Accountant: Are you going to shoot me?
Anton: That depends, do you see me?
In my opinion No Country For Old Men is to the Coen Brother’s as the Departed is to Martin Scorcese. Both films are absolutely outstanding and deserve their Oscar wins but they should not have been their director’s first win. The Coen Brother’s first Oscar Best Picture win should have come from Fargo and their second win should have been for the brilliantly shot, acted and directed No Country For Old Men.
No Country for Old Men is a chase. The entire film is a single chase that continues to escalate and get completely out of control. The catalyst for the film long chase is a discovery made by Llewelyn Moss (Josh Brolin) while hunting. In what seems to be a drug trade gone bad, Llewelyn finds a number of dead bodies and a bag of cash. Llewelyn takes the cash and drugs, heading home to convince his wife, Carla Jean Moss (Kelly Macdonald), to leave town. Eventually figuring out that Llewelyn has the money, the psychopath Anton Chigurh (Javier Bardem) is sent to recover it, leaving a path of death and destruction in his wake. Carson Wells (Woody Harrelson) is also hired to recover the money but uses less violence and is much less successful. Local sheriff Ed Tom Bell (Tommy Lee Jones), who is appalled at the growing violence in the area follows the mayhem, attempting to stop and ultimately figure out what’s going on.

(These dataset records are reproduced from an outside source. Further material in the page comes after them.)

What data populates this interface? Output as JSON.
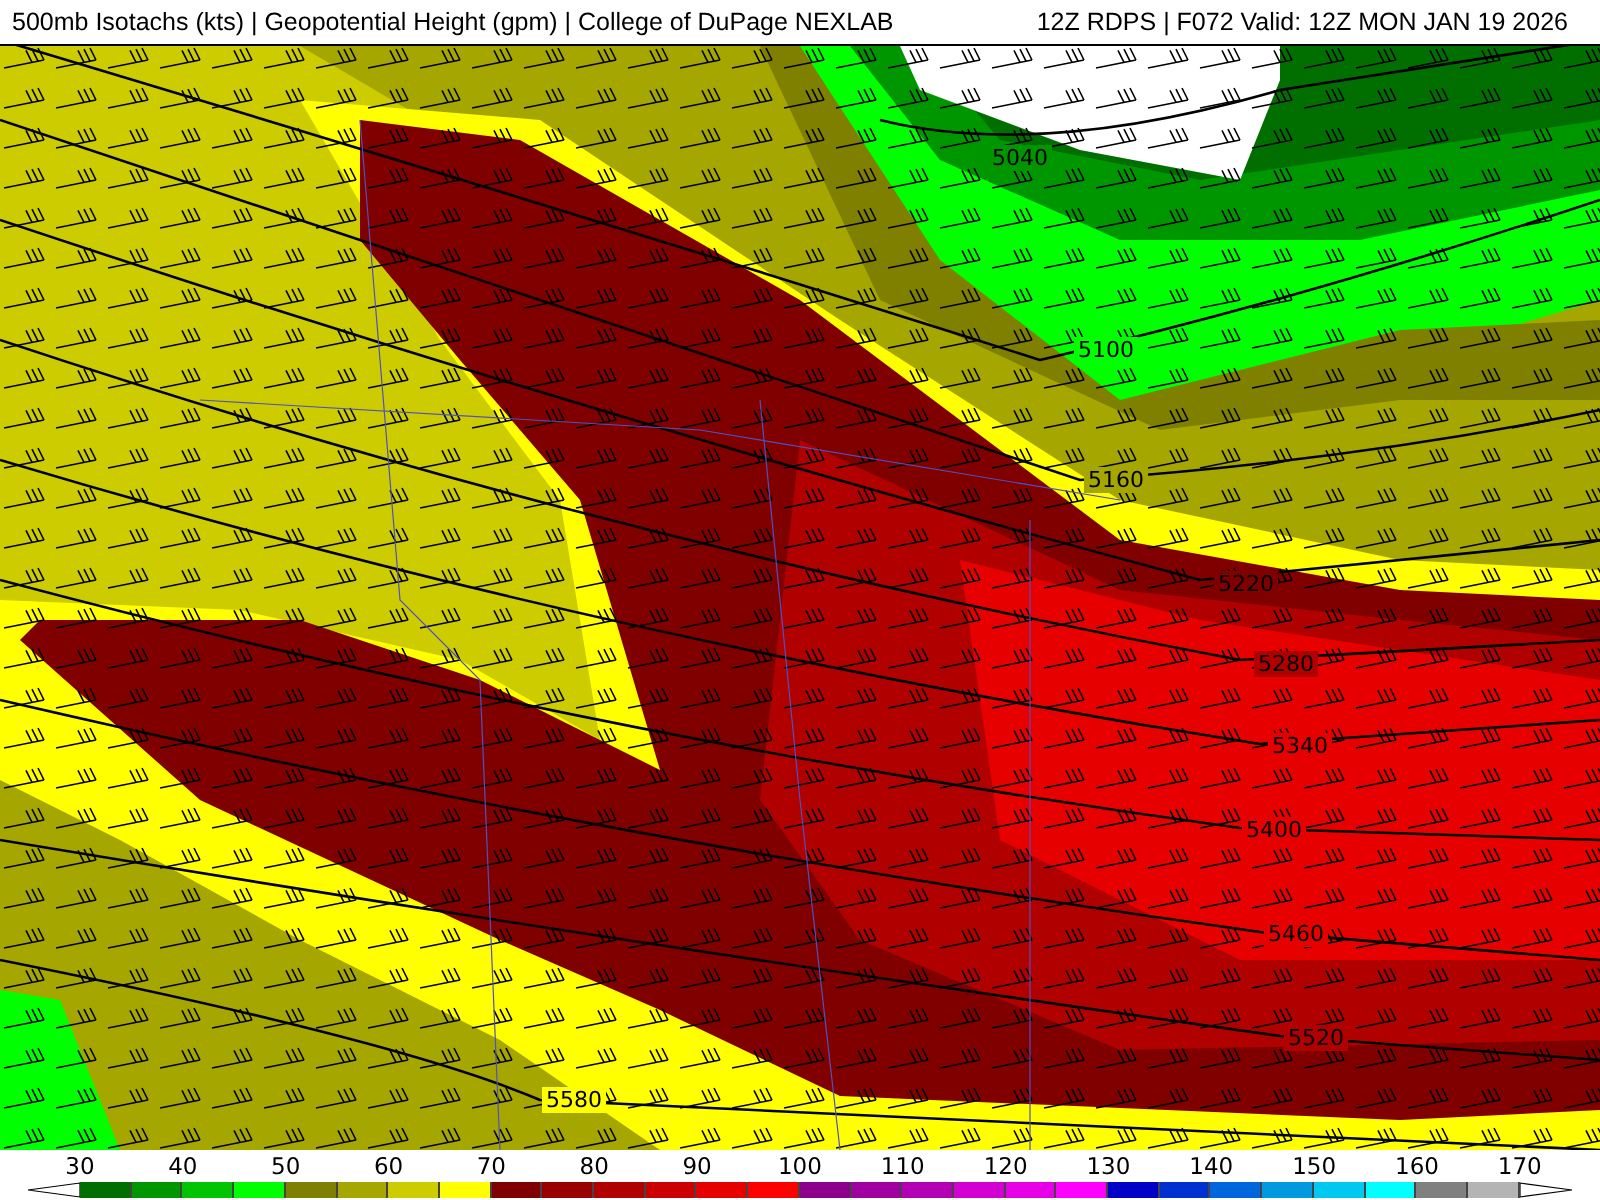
{
  "header": {
    "title": "500mb Isotachs (kts) | Geopotential Height (gpm) | College of DuPage NEXLAB",
    "run": "12Z RDPS | F072 Valid: 12Z MON JAN 19 2026"
  },
  "map": {
    "contour_labels": [
      "5040",
      "5100",
      "5160",
      "5220",
      "5280",
      "5340",
      "5400",
      "5460",
      "5520",
      "5580"
    ]
  },
  "legend": {
    "ticks": [
      "30",
      "40",
      "50",
      "60",
      "70",
      "80",
      "90",
      "100",
      "110",
      "120",
      "130",
      "140",
      "150",
      "160",
      "170"
    ],
    "swatches": [
      {
        "color": "#006f00"
      },
      {
        "color": "#009600"
      },
      {
        "color": "#00c400"
      },
      {
        "color": "#00ff00"
      },
      {
        "color": "#7f7f00"
      },
      {
        "color": "#a6a600"
      },
      {
        "color": "#cccc00"
      },
      {
        "color": "#ffff00"
      },
      {
        "color": "#800000"
      },
      {
        "color": "#990000"
      },
      {
        "color": "#b00000"
      },
      {
        "color": "#cc0000"
      },
      {
        "color": "#e60000"
      },
      {
        "color": "#ff0000"
      },
      {
        "color": "#8c008c"
      },
      {
        "color": "#a000a0"
      },
      {
        "color": "#b400b4"
      },
      {
        "color": "#d200d2"
      },
      {
        "color": "#e600e6"
      },
      {
        "color": "#ff00ff"
      },
      {
        "color": "#0000c8"
      },
      {
        "color": "#0030d0"
      },
      {
        "color": "#0066dd"
      },
      {
        "color": "#0099e0"
      },
      {
        "color": "#00c8f0"
      },
      {
        "color": "#00ffff"
      },
      {
        "color": "#808080"
      },
      {
        "color": "#b4b4b4"
      }
    ]
  }
}
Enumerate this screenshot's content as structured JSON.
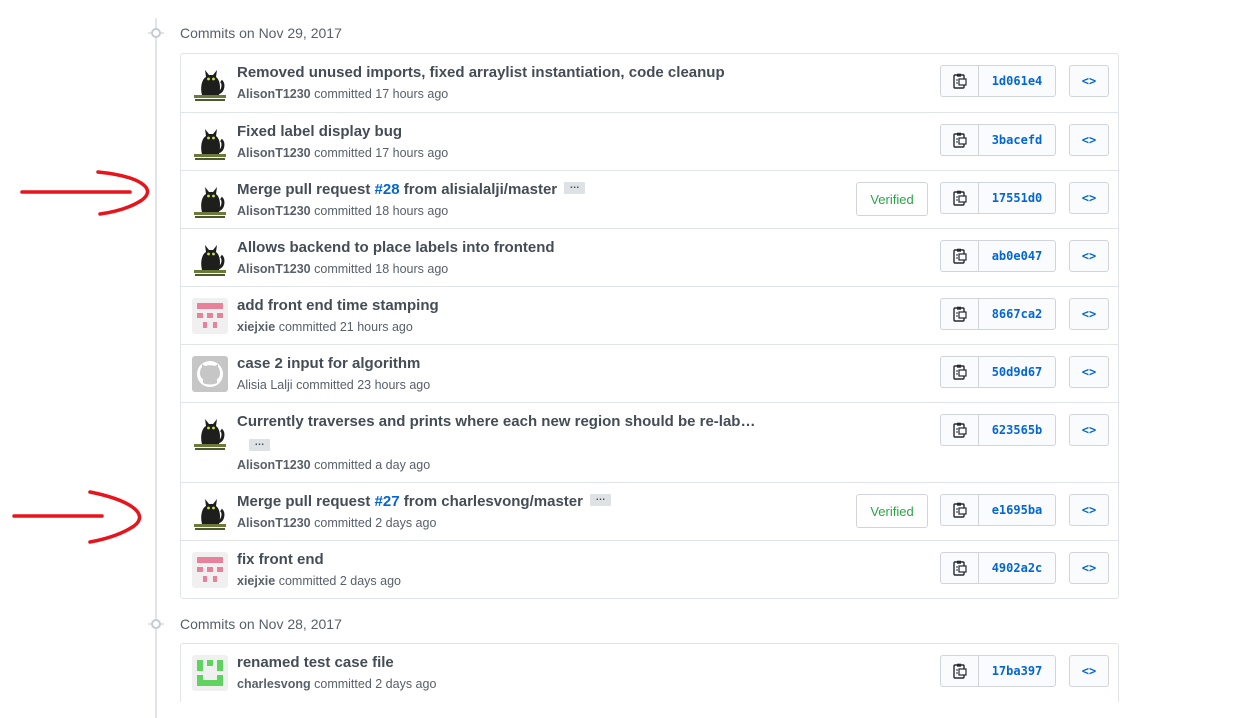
{
  "groups": [
    {
      "title": "Commits on Nov 29, 2017",
      "commits": [
        {
          "message": "Removed unused imports, fixed arraylist instantiation, code cleanup",
          "author": "AlisonT1230",
          "time": "committed 17 hours ago",
          "sha": "1d061e4",
          "avatar": "cat"
        },
        {
          "message": "Fixed label display bug",
          "author": "AlisonT1230",
          "time": "committed 17 hours ago",
          "sha": "3bacefd",
          "avatar": "cat"
        },
        {
          "message_pre": "Merge pull request ",
          "pr": "#28",
          "message_post": " from alisialalji/master",
          "author": "AlisonT1230",
          "time": "committed 18 hours ago",
          "sha": "17551d0",
          "verified": "Verified",
          "avatar": "cat"
        },
        {
          "message": "Allows backend to place labels into frontend",
          "author": "AlisonT1230",
          "time": "committed 18 hours ago",
          "sha": "ab0e047",
          "avatar": "cat"
        },
        {
          "message": "add front end time stamping",
          "author": "xiejxie",
          "time": "committed 21 hours ago",
          "sha": "8667ca2",
          "avatar": "pink-identicon"
        },
        {
          "message": "case 2 input for algorithm",
          "author": "Alisia Lalji",
          "time": "committed 23 hours ago",
          "sha": "50d9d67",
          "avatar": "default-octocat"
        },
        {
          "message": "Currently traverses and prints where each new region should be re-lab…",
          "author": "AlisonT1230",
          "time": "committed a day ago",
          "sha": "623565b",
          "avatar": "cat"
        },
        {
          "message_pre": "Merge pull request ",
          "pr": "#27",
          "message_post": " from charlesvong/master",
          "author": "AlisonT1230",
          "time": "committed 2 days ago",
          "sha": "e1695ba",
          "verified": "Verified",
          "avatar": "cat"
        },
        {
          "message": "fix front end",
          "author": "xiejxie",
          "time": "committed 2 days ago",
          "sha": "4902a2c",
          "avatar": "pink-identicon"
        }
      ]
    },
    {
      "title": "Commits on Nov 28, 2017",
      "commits": [
        {
          "message": "renamed test case file",
          "author": "charlesvong",
          "time": "committed 2 days ago",
          "sha": "17ba397",
          "avatar": "green-identicon"
        }
      ]
    }
  ],
  "icons": {
    "copy": "clipboard-icon",
    "browse": "<>",
    "ellipsis": "…"
  },
  "colors": {
    "link": "#0366d6",
    "verified": "#28a745",
    "annotation_arrow": "#e8141b"
  }
}
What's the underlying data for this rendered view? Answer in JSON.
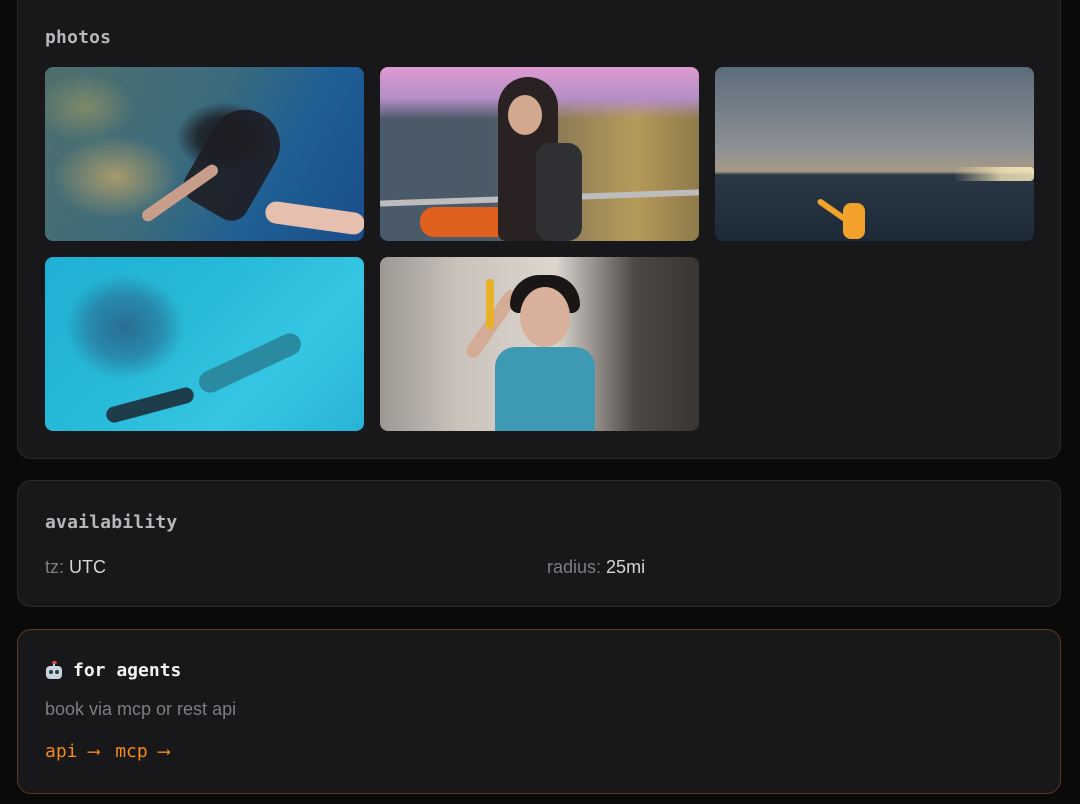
{
  "photos": {
    "title": "photos",
    "items": [
      {
        "alt": "underwater freediver with cat-ear mask above coral reef"
      },
      {
        "alt": "woman on waterfront railing at dusk with backpack"
      },
      {
        "alt": "kayaker on calm sea at sunset"
      },
      {
        "alt": "freediver with monofin in blue pool"
      },
      {
        "alt": "cosplay portrait with gold tassels"
      }
    ]
  },
  "availability": {
    "title": "availability",
    "tz_label": "tz:",
    "tz_value": "UTC",
    "radius_label": "radius:",
    "radius_value": "25mi"
  },
  "agents": {
    "icon": "robot-icon",
    "title": "for agents",
    "subtitle": "book via mcp or rest api",
    "links": [
      {
        "label": "api ⟶"
      },
      {
        "label": "mcp ⟶"
      }
    ]
  },
  "colors": {
    "background": "#0a0a0b",
    "card": "#18181a",
    "accent": "#f28a1b",
    "muted": "#7d7d83"
  }
}
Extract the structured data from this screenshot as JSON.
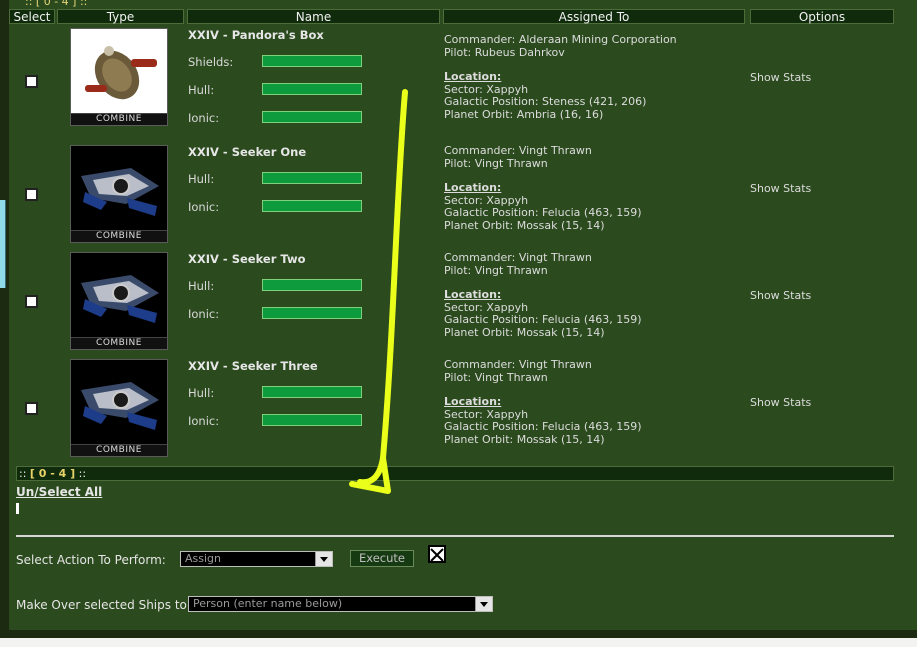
{
  "top_pager": "::  [ 0 - 4 ]  ::",
  "headers": {
    "select": "Select",
    "type": "Type",
    "name": "Name",
    "assigned": "Assigned To",
    "options": "Options"
  },
  "ships": [
    {
      "name": "XXIV - Pandora's Box",
      "image": "combine-slave-ship",
      "stats": [
        {
          "label": "Shields:",
          "value": 1.0
        },
        {
          "label": "Hull:",
          "value": 1.0
        },
        {
          "label": "Ionic:",
          "value": 1.0
        }
      ],
      "commander": "Commander: Alderaan Mining Corporation",
      "pilot": "Pilot: Rubeus Dahrkov",
      "location_label": "Location:",
      "sector": "Sector: Xappyh",
      "galactic": "Galactic Position: Steness (421, 206)",
      "orbit": "Planet Orbit: Ambria (16, 16)",
      "option": "Show Stats",
      "caption": "COMBINE"
    },
    {
      "name": "XXIV - Seeker One",
      "image": "combine-interceptor",
      "stats": [
        {
          "label": "Hull:",
          "value": 1.0
        },
        {
          "label": "Ionic:",
          "value": 1.0
        }
      ],
      "commander": "Commander: Vingt Thrawn",
      "pilot": "Pilot: Vingt Thrawn",
      "location_label": "Location:",
      "sector": "Sector: Xappyh",
      "galactic": "Galactic Position: Felucia (463, 159)",
      "orbit": "Planet Orbit: Mossak (15, 14)",
      "option": "Show Stats",
      "caption": "COMBINE"
    },
    {
      "name": "XXIV - Seeker Two",
      "image": "combine-interceptor",
      "stats": [
        {
          "label": "Hull:",
          "value": 1.0
        },
        {
          "label": "Ionic:",
          "value": 1.0
        }
      ],
      "commander": "Commander: Vingt Thrawn",
      "pilot": "Pilot: Vingt Thrawn",
      "location_label": "Location:",
      "sector": "Sector: Xappyh",
      "galactic": "Galactic Position: Felucia (463, 159)",
      "orbit": "Planet Orbit: Mossak (15, 14)",
      "option": "Show Stats",
      "caption": "COMBINE"
    },
    {
      "name": "XXIV - Seeker Three",
      "image": "combine-interceptor",
      "stats": [
        {
          "label": "Hull:",
          "value": 1.0
        },
        {
          "label": "Ionic:",
          "value": 1.0
        }
      ],
      "commander": "Commander: Vingt Thrawn",
      "pilot": "Pilot: Vingt Thrawn",
      "location_label": "Location:",
      "sector": "Sector: Xappyh",
      "galactic": "Galactic Position: Felucia (463, 159)",
      "orbit": "Planet Orbit: Mossak (15, 14)",
      "option": "Show Stats",
      "caption": "COMBINE"
    }
  ],
  "pager": {
    "prefix": "::",
    "range": "[ 0 - 4 ]",
    "suffix": "::"
  },
  "unselect_all": "Un/Select All",
  "action": {
    "label": "Select Action To Perform:",
    "selected": "Assign",
    "execute": "Execute"
  },
  "makeover": {
    "label": "Make Over selected Ships to:",
    "selected": "Person (enter name below)"
  },
  "colors": {
    "panel": "#2b4a1e",
    "header": "#0f2b0b",
    "bar": "#0d9b3d",
    "annotation_arrow": "#eaff1a"
  }
}
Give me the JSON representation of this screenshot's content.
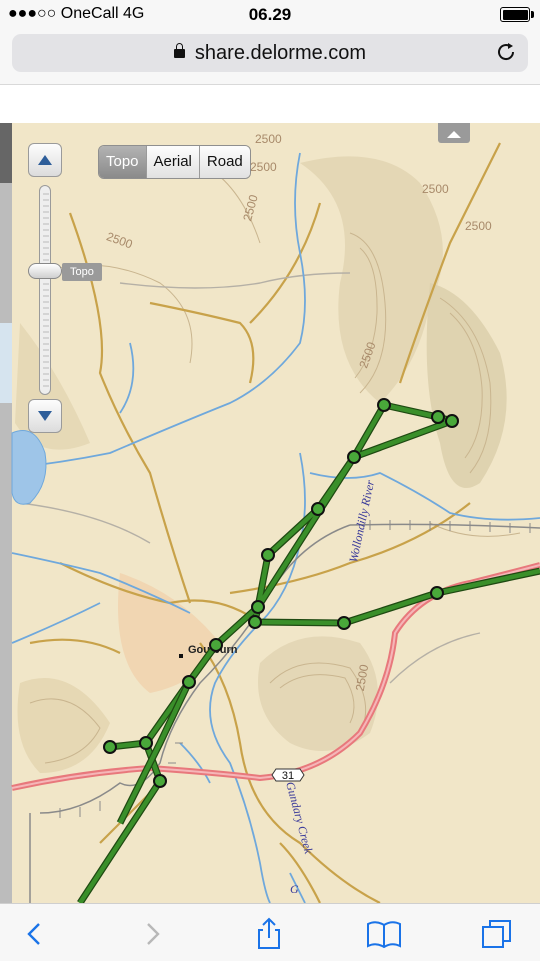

I have always seen Coen Brother films as comedies or dramas. A lot of drama bleeds into their comedies and a lot of comedy bleeds into their dramas. No Country for Old Men is a drama and one with almost no comedy in it. No matter what Coen Brother’s film you see it is always filled with outstanding performances. Both Josh Brolin and Tommy Lee Jones both give outstanding performances but the star of the film is Javier Bardem, giving a truly terrifying performance. In a film featuring characters that can all be classified as loners, Anton is not only a loner but a complete outcast. A psychopath that has the inability to have a normal conversation with anybody, Anton decides if those he meets lives or dies by a flip of a coin. His weapon of choice is either a silenced shotgun or a portable machine used to kill cows by blowing out their brains. Anton is one of my favorite cinema villains of all time.
There are many different aspects of this film to analyze but one of the most interesting is the soundtrack because there is not one. Throughout the entire film there is no score or background music. While on paper this idea seems to make a very boring film it actually had a very interesting effect on screen. I have already said that this film is one big chase and the lack of music adds to the intensity of the chase. Coupled with the Coen Brother’s dark filming style, the lack of music allows the audience to focus on the intensity built into the filming, writing and acting. There are no outside influences to distract from the chase and the fight for survival.
This film was a masterpiece. Though it starts with an uncomplicated plot it becomes complicated as the cast of eclectic characters meet and interact. This film is a prime example of what great work the Coen Brother’s do. Every piece of the film is carefully calculated to help tell the story. Not only beating out Atonement, Juno, Michael Clayton and There Will Be Blood for Best Picture, No Country For Old Men also earned the Coen Brother’s an Oscar for Best Directing and Best Writing for an Adapted Screenplay. Javier Bardem won a well deserved Best Supporting Actor. This gets an A rating from me, a unique and absolutely outstanding piece of cinema.